Les animaux, notamment le chien, communiquent avec le corps et sur des postures et des mimiques, alors que nous humains avons avec la parole. Il faut trouver le bon équilibre pour que chacun se comprenne.
Le parallèle avec la société d’aujourd’hui, on choisit un animal de compagnie sans savoir ce qu’on va pouvoir lui apporter et puis l’éducation passe au second plan, on n’a pas le temps. Mais prendre un chien c’est un engagement, chaque chien a des besoins bien propres à lui, à sa race. Depuis un certain temps, on constate des dérives dans l’élevage, même si des cadres ont été mis. Il y a toujours certaines personnes qui n’y connaissent pas grand-chose, qui font des portées pour arrondir leur fin de mois, sans apporter le nécessaire à la bonne sociabilisation du chiot, qu’on sait être prioritaire dans les premières semaines.
Malheureusement cela donne des carences et ces carences on les retrouve une fois adulte, ce qui donne des chiens associables, mordeurs, ou tout simplement difficiles à éduquer et du coup le maitre laisse vite tomber car les résultats sont trop longs à obtenir.

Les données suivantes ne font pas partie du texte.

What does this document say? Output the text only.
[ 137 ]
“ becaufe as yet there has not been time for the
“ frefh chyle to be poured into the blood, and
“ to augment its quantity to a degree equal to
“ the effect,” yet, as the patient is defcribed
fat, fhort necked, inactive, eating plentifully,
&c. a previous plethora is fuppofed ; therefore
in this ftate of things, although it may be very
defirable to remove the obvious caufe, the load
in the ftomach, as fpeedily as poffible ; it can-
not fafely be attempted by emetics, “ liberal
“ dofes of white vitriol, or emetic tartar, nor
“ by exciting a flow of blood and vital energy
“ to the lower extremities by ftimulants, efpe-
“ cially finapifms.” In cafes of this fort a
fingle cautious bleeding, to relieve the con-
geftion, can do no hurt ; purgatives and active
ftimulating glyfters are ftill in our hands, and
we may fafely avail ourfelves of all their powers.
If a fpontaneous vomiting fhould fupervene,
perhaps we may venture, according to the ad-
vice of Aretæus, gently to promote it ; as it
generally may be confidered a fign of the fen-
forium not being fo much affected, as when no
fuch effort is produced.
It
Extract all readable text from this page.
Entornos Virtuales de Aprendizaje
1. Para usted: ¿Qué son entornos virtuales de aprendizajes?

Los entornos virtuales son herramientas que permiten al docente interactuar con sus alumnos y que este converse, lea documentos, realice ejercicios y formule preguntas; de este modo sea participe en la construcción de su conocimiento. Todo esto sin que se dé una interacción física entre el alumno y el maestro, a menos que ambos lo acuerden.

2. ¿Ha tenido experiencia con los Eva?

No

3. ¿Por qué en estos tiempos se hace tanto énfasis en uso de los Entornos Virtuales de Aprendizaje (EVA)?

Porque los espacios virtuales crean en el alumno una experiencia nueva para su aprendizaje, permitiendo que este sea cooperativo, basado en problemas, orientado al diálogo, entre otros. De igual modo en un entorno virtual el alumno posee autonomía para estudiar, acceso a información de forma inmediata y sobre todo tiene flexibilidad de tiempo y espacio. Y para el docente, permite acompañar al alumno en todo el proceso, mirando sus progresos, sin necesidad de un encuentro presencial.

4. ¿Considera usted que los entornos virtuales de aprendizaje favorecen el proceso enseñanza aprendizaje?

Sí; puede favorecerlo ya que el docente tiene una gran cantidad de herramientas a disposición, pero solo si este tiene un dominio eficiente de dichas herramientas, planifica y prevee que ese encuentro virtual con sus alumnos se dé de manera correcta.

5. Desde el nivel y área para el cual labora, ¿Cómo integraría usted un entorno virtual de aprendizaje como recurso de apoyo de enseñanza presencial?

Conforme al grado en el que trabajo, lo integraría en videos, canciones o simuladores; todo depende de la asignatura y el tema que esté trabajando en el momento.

Cette interview touche à sa fin, on aurait pu passer encore beaucoup de temps tant le sujet est passionnant. Comment tu te vois dans 10 ans ?
Effectivement il y a tellement de choses à dire. Dans l’idéal, avec un terrain pour faire un centre d’entrainement, d’éducation et de formation pour les éducateurs, avec des méthodes adaptées. Comme je l’ai dit plus haut, je ne veux pas rentrer dans le clivage méthode positive et traditionnelle, je prends ce qui m’intéresse dans chacune des méthodes et je voudrais donner la possibilité à un chien d’être en harmonie dans sa vie avec son maitre.